Negara merupakan salah satu subjek hukum internasional yang diakui, peran negara sebagai subjek hukum internasional yaitu untuk menjaga eksistensinya. Pada era globalisasi ini, negara dituntut untuk turut serta dalam kerja sama internasional misalnya kerja sama di bidang politik, ekonomi, teknologi, Kesehatan dan masih banyak kerja sama antar negara lainya. Kerja sama antar negara dilakukan dengan cara pendekatan dengan negara lain, pedekatan antar negara itu bisa disebut juga dengan hubungan diplomasi. Hubungan diplomatik tersebut selanjutnya di atur secara jelas dalam konvensi Wina 1961 mengenai Hubungan Diplomatik (Vienna Convention on Diplomatic Relations 1961).
Untuk membuka hubungan antar negara terdapat pada pasal 2 Konvensi Wina 1961 yang berbunyi, "The Establishment of diplomatic relations between states, and of permanent diplomatic missions, take place by mutual consent." yang dapat diartikan bahwa pembukaan hubungan diplomatik antara negara-negara dan pembukan perwakilan diplomatik tetap dilakukan atas dasar kesepakatan bersama secara timbal balik, lewat jalur diplomatik ini hubungan komunikasi yang dilakukan antara negara lebih mudah dan lancar, Untuk menjamin kelancaran tugas dari para perwakilan diplomatik, mereka diberikan hak-hak khusus.

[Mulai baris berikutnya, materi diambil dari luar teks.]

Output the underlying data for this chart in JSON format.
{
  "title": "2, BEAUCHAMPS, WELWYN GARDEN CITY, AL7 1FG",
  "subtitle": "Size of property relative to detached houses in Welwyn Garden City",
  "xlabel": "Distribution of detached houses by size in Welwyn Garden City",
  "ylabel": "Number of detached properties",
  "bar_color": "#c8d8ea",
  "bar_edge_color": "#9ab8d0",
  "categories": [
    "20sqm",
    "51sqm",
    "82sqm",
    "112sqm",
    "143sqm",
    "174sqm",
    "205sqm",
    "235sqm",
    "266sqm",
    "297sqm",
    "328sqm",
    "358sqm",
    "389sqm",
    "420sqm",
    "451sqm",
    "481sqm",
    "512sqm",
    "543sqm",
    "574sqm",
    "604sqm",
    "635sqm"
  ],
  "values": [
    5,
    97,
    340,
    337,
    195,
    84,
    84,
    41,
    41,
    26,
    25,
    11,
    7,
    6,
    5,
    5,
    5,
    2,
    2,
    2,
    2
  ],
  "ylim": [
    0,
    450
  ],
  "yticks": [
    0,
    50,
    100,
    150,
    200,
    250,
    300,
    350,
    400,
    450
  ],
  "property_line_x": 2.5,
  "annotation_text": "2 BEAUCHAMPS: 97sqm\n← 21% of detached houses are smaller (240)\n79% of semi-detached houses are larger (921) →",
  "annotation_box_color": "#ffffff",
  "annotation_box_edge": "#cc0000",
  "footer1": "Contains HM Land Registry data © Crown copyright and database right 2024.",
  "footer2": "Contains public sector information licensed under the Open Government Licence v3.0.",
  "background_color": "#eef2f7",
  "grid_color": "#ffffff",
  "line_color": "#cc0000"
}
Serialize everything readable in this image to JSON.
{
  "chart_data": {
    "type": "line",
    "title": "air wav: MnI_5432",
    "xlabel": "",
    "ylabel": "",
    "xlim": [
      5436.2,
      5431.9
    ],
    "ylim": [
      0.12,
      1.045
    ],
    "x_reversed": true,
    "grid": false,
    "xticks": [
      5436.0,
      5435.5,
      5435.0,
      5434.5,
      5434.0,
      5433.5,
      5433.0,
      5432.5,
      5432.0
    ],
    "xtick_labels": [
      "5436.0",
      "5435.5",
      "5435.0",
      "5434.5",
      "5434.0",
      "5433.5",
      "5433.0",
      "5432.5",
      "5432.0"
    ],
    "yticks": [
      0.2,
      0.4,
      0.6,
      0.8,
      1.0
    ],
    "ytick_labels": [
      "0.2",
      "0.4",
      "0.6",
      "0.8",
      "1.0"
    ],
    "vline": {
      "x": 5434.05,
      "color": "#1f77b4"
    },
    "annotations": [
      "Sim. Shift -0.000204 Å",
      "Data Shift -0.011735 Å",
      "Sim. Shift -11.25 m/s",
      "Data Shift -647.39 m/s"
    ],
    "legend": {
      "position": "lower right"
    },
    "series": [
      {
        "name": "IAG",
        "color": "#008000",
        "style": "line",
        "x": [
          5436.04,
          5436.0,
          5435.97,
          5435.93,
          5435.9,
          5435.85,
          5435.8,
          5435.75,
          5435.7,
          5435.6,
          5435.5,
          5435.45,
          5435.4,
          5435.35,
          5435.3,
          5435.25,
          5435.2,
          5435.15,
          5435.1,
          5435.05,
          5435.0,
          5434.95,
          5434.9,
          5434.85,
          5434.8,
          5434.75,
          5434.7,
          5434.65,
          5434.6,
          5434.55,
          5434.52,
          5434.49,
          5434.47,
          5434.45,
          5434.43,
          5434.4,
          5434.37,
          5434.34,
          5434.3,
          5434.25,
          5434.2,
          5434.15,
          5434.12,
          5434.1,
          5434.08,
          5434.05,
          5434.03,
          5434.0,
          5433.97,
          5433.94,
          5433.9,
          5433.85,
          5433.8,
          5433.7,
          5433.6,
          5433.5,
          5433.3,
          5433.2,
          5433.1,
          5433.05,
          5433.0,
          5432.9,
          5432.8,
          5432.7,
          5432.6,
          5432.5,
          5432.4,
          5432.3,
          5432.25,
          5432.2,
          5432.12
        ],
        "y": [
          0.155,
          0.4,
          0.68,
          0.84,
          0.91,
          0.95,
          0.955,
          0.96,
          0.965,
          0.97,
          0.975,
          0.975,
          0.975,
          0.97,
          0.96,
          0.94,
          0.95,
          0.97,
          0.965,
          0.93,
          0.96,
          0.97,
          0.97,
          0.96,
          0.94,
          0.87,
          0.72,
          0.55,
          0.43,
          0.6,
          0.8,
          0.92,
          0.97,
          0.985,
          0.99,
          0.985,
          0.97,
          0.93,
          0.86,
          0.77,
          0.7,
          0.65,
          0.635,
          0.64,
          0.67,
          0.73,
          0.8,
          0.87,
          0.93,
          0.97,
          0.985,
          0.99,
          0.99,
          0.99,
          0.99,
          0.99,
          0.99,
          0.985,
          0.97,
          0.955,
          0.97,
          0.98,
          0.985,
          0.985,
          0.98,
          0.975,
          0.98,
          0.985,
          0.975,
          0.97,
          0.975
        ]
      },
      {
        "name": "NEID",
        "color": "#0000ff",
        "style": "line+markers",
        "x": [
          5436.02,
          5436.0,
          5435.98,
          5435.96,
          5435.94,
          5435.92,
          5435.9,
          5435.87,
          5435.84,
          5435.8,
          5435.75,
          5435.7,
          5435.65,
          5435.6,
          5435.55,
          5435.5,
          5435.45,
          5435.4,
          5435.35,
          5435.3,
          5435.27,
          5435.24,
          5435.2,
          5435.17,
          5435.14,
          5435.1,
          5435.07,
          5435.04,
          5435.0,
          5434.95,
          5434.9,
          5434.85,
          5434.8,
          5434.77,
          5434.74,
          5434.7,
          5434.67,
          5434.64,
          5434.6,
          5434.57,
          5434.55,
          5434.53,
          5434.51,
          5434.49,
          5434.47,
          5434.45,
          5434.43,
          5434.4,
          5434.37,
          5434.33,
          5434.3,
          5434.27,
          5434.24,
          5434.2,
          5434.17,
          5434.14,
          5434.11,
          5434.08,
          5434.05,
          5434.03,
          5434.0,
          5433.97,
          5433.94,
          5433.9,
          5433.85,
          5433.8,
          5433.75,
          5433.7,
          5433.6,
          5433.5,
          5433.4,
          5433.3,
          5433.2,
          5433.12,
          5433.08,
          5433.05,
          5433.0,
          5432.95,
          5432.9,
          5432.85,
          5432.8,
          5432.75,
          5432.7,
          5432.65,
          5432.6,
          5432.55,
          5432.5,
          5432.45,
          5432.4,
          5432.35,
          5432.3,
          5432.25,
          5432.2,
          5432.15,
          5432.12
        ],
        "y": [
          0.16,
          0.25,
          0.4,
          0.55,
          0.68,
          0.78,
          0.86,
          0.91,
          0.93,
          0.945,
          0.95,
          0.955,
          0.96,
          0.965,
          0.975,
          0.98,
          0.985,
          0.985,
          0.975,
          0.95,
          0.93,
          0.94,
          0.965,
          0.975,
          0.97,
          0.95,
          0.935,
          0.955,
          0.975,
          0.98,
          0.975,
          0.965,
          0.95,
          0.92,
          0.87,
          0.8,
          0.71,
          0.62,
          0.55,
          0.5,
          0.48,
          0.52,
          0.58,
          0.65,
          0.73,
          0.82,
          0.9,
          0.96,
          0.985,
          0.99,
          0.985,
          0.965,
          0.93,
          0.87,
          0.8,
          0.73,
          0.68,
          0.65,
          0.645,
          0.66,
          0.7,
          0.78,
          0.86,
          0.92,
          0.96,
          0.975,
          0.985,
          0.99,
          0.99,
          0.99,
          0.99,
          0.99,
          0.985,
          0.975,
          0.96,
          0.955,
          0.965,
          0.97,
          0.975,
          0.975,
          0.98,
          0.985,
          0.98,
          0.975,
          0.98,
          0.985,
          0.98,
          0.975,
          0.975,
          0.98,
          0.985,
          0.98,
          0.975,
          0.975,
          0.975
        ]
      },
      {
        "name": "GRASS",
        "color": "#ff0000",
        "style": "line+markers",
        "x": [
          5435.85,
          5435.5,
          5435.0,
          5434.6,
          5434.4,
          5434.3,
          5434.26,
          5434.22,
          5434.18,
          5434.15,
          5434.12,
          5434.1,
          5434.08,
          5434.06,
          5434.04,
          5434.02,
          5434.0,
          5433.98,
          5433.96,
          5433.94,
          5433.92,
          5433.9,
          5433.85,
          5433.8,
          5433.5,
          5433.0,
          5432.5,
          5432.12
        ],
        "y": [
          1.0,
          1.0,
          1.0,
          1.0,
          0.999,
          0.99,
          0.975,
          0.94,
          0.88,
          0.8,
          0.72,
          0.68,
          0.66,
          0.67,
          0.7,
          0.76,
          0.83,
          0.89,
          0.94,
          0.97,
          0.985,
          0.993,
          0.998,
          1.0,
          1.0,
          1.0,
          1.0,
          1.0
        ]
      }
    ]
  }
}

Hak-hak tersebut adalah Hak Kekebalan (immunity) dan Hak Keistimewaan (privileges).Tetapi, pada pratiknya banyak penjabat penjabat diplomat yang menyalagunakan hak-hak tersebut.
Contohnya pada bulan maret 2015 pejabat diplomatik Korea Utara (Sekretaris I) untuk Bangladesh, Son Young Nam, ditangkap di bandara Dhaka dengan kasus penyelundupan emas 27 kg. Pada saat itu Son Young Nam terbang ke Singapura, saat sampai dibandara singapure Son Young Nam di periksa oleh petugas bandara, tetapi Son Young Nam tidak mau untuk diperiksa lalu Son young Nam menunjukan red passport dengan dalih agar tidak di periksa oleh petugas bandara. Pada akhirnya Son Young Nam berhasil di periksa oleh petugas bandara setelah beberapa lama berdebat dengan petugas, dan benar terbukti Son Young Nam membawa Emas seberat 27 kg.

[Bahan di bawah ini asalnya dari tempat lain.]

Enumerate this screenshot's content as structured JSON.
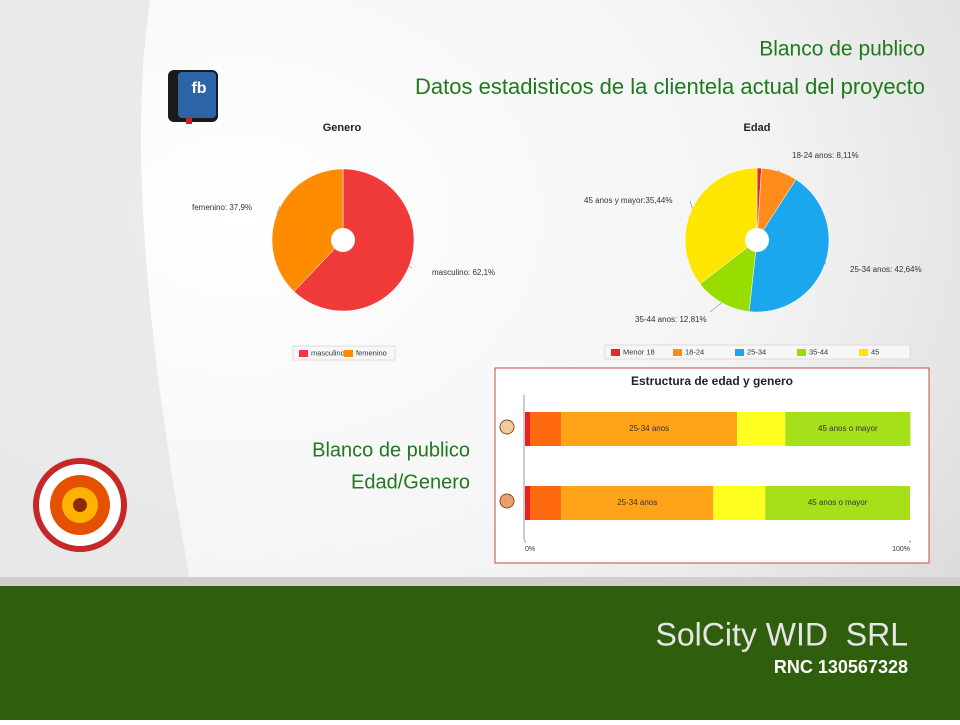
{
  "header": {
    "title": "Blanco de publico",
    "subtitle": "Datos estadisticos de la clientela actual del proyecto",
    "fb_icon": "fb"
  },
  "section": {
    "title": "Blanco de publico",
    "subtitle": "Edad/Genero"
  },
  "footer": {
    "company": "SolCity WID  SRL",
    "rnc": "RNC 130567328"
  },
  "chart_data": [
    {
      "type": "pie",
      "title": "Genero",
      "categories": [
        "masculino",
        "femenino"
      ],
      "values": [
        62.1,
        37.9
      ],
      "value_labels": [
        "masculino: 62,1%",
        "femenino: 37,9%"
      ],
      "colors": [
        "#f03a3a",
        "#ff8c00"
      ],
      "legend": "bottom"
    },
    {
      "type": "pie",
      "title": "Edad",
      "categories": [
        "Menor 18",
        "18-24",
        "25-34",
        "35-44",
        "45"
      ],
      "values": [
        1.0,
        8.11,
        42.64,
        12.81,
        35.44
      ],
      "value_labels": [
        null,
        "18-24 anos: 8,11%",
        "25-34 anos: 42,64%",
        "35-44 anos: 12,81%",
        "45 anos y mayor:35,44%"
      ],
      "colors": [
        "#e8262a",
        "#ff8c1a",
        "#1aa7ee",
        "#99dd00",
        "#ffe600"
      ],
      "legend": "bottom"
    },
    {
      "type": "stacked-bar",
      "title": "Estructura de edad y genero",
      "categories": [
        null,
        null
      ],
      "series": [
        {
          "color": "#e82020",
          "values": [
            1.3,
            1.3
          ]
        },
        {
          "color": "#ff6a10",
          "values": [
            8.1,
            8.1
          ]
        },
        {
          "color": "#ffa318",
          "values": [
            45.7,
            39.5
          ],
          "labels": [
            "25-34 anos",
            "25-34 anos"
          ]
        },
        {
          "color": "#ffff20",
          "values": [
            12.5,
            13.5
          ]
        },
        {
          "color": "#a6e01a",
          "values": [
            32.5,
            37.6
          ],
          "labels": [
            "45 anos o mayor",
            "45 anos o mayor"
          ]
        }
      ],
      "xlim": [
        0,
        100
      ],
      "xticks": [
        {
          "value": 0,
          "label": "0%"
        },
        {
          "value": 100,
          "label": "100%"
        }
      ]
    }
  ]
}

Sebagai seorang diplomat Korea Utara, Son Young Nam bertanggung jawab untuk mengikuti aturan yang tercantum dalam Konvensi Wina 1961, Konvensi New York 1969, dan menghormati hukum negara Bangladesh sebagai tempat akreditasinya. Tindakan yang dilakukan Son Young Nam dengan menyelundupkan emas ke negara Bangladesh dapat dianggap sebagai penyalahgunaan hak kekebalan diplomatik. Tindakan tersebut telah melanggar Pasal 27 dan 41(1) Konvensi Wina 1961 serta Pasal 25b Undang-Undang Kekuasaan Khusus Bangladesh. Meskipun memegang hak kekebalan, hak tersebut tidaklah absolut. Izin kekebalan bisa dikesampingkan jika terjadi pelanggaran serius yang dilakukan oleh pejabat diplomatik.

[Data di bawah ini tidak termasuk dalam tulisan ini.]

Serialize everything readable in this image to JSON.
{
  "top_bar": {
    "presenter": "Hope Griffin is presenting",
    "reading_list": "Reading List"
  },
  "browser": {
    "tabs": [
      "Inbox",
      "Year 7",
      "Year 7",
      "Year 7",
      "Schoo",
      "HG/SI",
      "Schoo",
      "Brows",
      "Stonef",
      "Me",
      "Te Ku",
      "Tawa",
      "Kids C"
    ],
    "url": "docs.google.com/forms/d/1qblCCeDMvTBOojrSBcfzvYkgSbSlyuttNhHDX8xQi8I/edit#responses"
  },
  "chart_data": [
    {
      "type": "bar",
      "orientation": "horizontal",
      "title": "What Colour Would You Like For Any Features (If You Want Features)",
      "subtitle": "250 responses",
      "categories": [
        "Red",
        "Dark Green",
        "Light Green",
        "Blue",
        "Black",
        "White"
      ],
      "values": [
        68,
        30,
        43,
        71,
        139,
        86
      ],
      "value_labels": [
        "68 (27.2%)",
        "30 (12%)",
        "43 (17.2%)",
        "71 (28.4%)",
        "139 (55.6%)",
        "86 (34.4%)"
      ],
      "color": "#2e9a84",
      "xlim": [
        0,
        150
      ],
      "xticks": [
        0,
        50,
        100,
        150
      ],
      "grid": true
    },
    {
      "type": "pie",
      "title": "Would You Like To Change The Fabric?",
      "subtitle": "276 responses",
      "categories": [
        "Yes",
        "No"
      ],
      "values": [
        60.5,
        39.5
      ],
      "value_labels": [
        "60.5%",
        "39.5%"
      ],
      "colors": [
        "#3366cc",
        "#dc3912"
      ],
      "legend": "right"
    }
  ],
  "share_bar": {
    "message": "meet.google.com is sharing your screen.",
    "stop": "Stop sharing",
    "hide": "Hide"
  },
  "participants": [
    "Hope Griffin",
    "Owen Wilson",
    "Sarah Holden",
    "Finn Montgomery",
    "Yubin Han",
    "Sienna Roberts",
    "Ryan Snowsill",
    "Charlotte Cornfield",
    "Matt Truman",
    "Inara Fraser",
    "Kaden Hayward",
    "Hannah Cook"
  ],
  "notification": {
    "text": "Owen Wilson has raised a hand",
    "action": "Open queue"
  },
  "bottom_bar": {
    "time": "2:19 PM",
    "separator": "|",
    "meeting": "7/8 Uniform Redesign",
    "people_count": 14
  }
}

Tindakan penyalahgunaan hak kekebalan yang dilakukan oleh Son Young Nam, seorang pejabat diplomatik dari Korea Utara, pastinya akan berdampak pada aspek hukum, baik bagi Korea Utara selaku negara pengirim maupun bagi Bangladesh selaku negara penerima. Berdasarkan aturan yang tercantum dalam Pasal 22 ayat 2 dan 31 ayat 3 Konvensi Wina 1961, Bangladesh memiliki hak untuk mengambil tindakan hukum terhadap Son Young Nam, seperti permintaan pencabutan hak kekebalan dan/status persona non grata. Dalam situasi ini, Bangladesh telah mengambil langkah untuk menyatakan Son Young Nam sebagai persona non grata dan meminta agar ia diadili di negaranya. Sebagai negara pengirim, Korea Utara berhak menentukan apakah akan mengabulkan permintaan tersebut.
Hanya setelah Korea Utara mencabut hak kekebalannya, Son Young Nam dapat diadili. Dalam hal ini, Korea Utara tidak memenuhi permohonan Bangladesh untuk mengadili Son Young Nam. Korea Utara hanya menyampaikan permintaan maaf sebagai bentuk pertanggungjawaban.